Given the lengths of all sides of a (non-intersecting) quadrilateral and one angle $\alpha_1$, I need to find the two possible solutions of the angle next to the given angle $\alpha_1$, named $\alpha_2$ as illustrated here.
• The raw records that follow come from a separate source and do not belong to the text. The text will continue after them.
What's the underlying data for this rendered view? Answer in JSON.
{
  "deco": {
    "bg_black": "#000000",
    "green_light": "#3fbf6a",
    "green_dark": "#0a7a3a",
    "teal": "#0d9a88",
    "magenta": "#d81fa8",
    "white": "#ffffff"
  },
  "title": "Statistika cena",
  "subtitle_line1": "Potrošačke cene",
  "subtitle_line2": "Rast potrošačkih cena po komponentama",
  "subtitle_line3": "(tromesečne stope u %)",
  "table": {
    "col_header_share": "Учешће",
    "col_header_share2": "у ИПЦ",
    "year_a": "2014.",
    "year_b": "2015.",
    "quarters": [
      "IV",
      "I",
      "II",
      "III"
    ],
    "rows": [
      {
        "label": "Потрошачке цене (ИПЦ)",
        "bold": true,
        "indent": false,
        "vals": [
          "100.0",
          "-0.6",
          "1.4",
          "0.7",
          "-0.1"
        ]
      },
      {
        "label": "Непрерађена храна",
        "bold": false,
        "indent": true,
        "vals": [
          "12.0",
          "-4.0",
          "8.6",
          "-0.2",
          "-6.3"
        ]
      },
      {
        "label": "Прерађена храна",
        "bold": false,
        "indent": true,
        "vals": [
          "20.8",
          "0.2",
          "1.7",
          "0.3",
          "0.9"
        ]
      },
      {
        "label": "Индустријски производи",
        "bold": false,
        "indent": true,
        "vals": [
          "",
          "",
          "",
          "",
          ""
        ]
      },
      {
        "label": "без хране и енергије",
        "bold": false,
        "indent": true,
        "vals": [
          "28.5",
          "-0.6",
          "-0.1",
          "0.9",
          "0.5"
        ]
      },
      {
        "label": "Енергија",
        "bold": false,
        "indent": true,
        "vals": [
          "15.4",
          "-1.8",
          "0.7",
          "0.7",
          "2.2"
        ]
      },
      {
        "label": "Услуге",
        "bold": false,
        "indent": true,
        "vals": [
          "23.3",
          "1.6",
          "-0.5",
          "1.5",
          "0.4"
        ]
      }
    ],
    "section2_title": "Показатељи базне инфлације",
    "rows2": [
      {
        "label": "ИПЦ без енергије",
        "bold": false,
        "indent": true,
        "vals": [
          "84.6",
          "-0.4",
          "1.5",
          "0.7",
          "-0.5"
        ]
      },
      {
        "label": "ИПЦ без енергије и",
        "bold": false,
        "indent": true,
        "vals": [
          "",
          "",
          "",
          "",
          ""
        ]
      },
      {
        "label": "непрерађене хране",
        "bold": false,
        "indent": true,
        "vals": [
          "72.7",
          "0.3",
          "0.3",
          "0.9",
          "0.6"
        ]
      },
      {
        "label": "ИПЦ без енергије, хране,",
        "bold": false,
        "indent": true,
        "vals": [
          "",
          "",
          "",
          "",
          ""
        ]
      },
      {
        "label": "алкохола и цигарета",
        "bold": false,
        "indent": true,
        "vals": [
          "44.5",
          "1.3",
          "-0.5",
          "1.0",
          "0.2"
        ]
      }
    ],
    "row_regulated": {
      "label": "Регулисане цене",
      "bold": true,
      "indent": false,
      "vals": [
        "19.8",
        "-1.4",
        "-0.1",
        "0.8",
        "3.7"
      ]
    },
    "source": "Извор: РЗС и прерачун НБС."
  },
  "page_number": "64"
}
Strangely enough, I couldn't find an answer myself nor on the internet. Here is what I've tried so far:
Call the length of the diagonal from $\alpha_1$ to $\theta_1$ $p$ and the length of the diagonal from $\alpha_2$ to $\theta_2$ $q$. I tried using both the cosine rule and the generalization of Ptolemy's theorem found on wikipedia to find an expression: \begin{align} p^2 &= l^2 + d^2 -2ld\cos(\theta_2) = l^2 + D^2 -2lD\cos(\alpha_2) \\ q^2 &= l^2 + d^2 -2ld\cos(\theta_1) = l^2 + D^2 -2lD\cos(\alpha_1) \\ p^2q^2 &= l^4 + d^2D^2 - l^2dD\cos(\alpha_1 + \theta_1) = l^4 + d^2D^2 - l^2dD\cos(\alpha_2 + \theta_2)\text{.} \end{align} I manipulated these equations into the following form: \begin{align} \cos(\theta_2) &= \frac{d^2-D^2+2lD\cos(\alpha_2)}{2ld} \\ \cos(\theta_1) &= \frac{d^2-D^2+2lD\cos(\alpha_1)}{2ld} \\ \cos(\alpha_2 + \theta_2) &= \cos(\alpha_1 + \theta_1)\text{.} \end{align} Trying to go further, it seems I'm not able to find an analytical solution. For example the third equation implies that either $\alpha_2 + \theta_2 = \alpha_1 + \theta_1 + 2\pi k$ or $\alpha_2 + \theta_2 = -\alpha_1 - \theta_1 + 2\pi k$ for some $k \in \mathbb{Z}$, but because $\theta_2$ is some non-linear function of $\alpha_2$, I get stuck there.
Does an analytical solution exist? If yes, then how can I find one?
Edit: thanks to Paul Castle I was able to get an expression for $\cos{\alpha_2}$ (with $A = \cos(\alpha_1+\theta_1)$): \begin{equation} \left(\frac{D^2}{d^2}+1\right)\cos^2{\alpha_2} + \left(\frac{D(d^2-D^2)}{ld^2}-2A\right)\cos \alpha_2+A^2 + \frac{(d^2-D^2)^2}{4l^2d^2}-1 = 0\text{.} \end{equation} This gives a discriminant \begin{equation} \Delta = 4\left(1 - \left(\frac{D}{d}A+\frac{d^2-D^2}{2ld}\right)^2\right)\text{.} \end{equation} Now I'm not sure how to continue. Can I safely assume $\Delta$ may not be less than zero, because this won't yield any solutions? Can I assume something simular for the other cases to make my life easier?
From the cosine rule we can compute $q$: $$ q^2 = l^2 + D^2 -2lD\cos\alpha_1. $$
Let then $\phi$ be the angle formed by diagonal $q$ and side $D$ and $\phi'$ be the angle formed by diagonal $q$ and right side $l$ (so that you have either $\alpha_2=\phi+\phi'$ or $\alpha_2=\phi-\phi'$). Using again the cosine rule we can find $\phi$ and $\phi'$: $$ \cos\phi={q^2+D^2-l^2\over 2Dq}, \quad \cos\phi'={q^2+l^2-d^2\over 2lq}. $$ You then have the solution $\alpha_2=\phi+\phi'$ and, if $\phi'<\phi$, a second solution $\alpha_2=\phi-\phi'$. If instead $\phi'>\phi$ the corresponding quadrilateral is self-intersecting.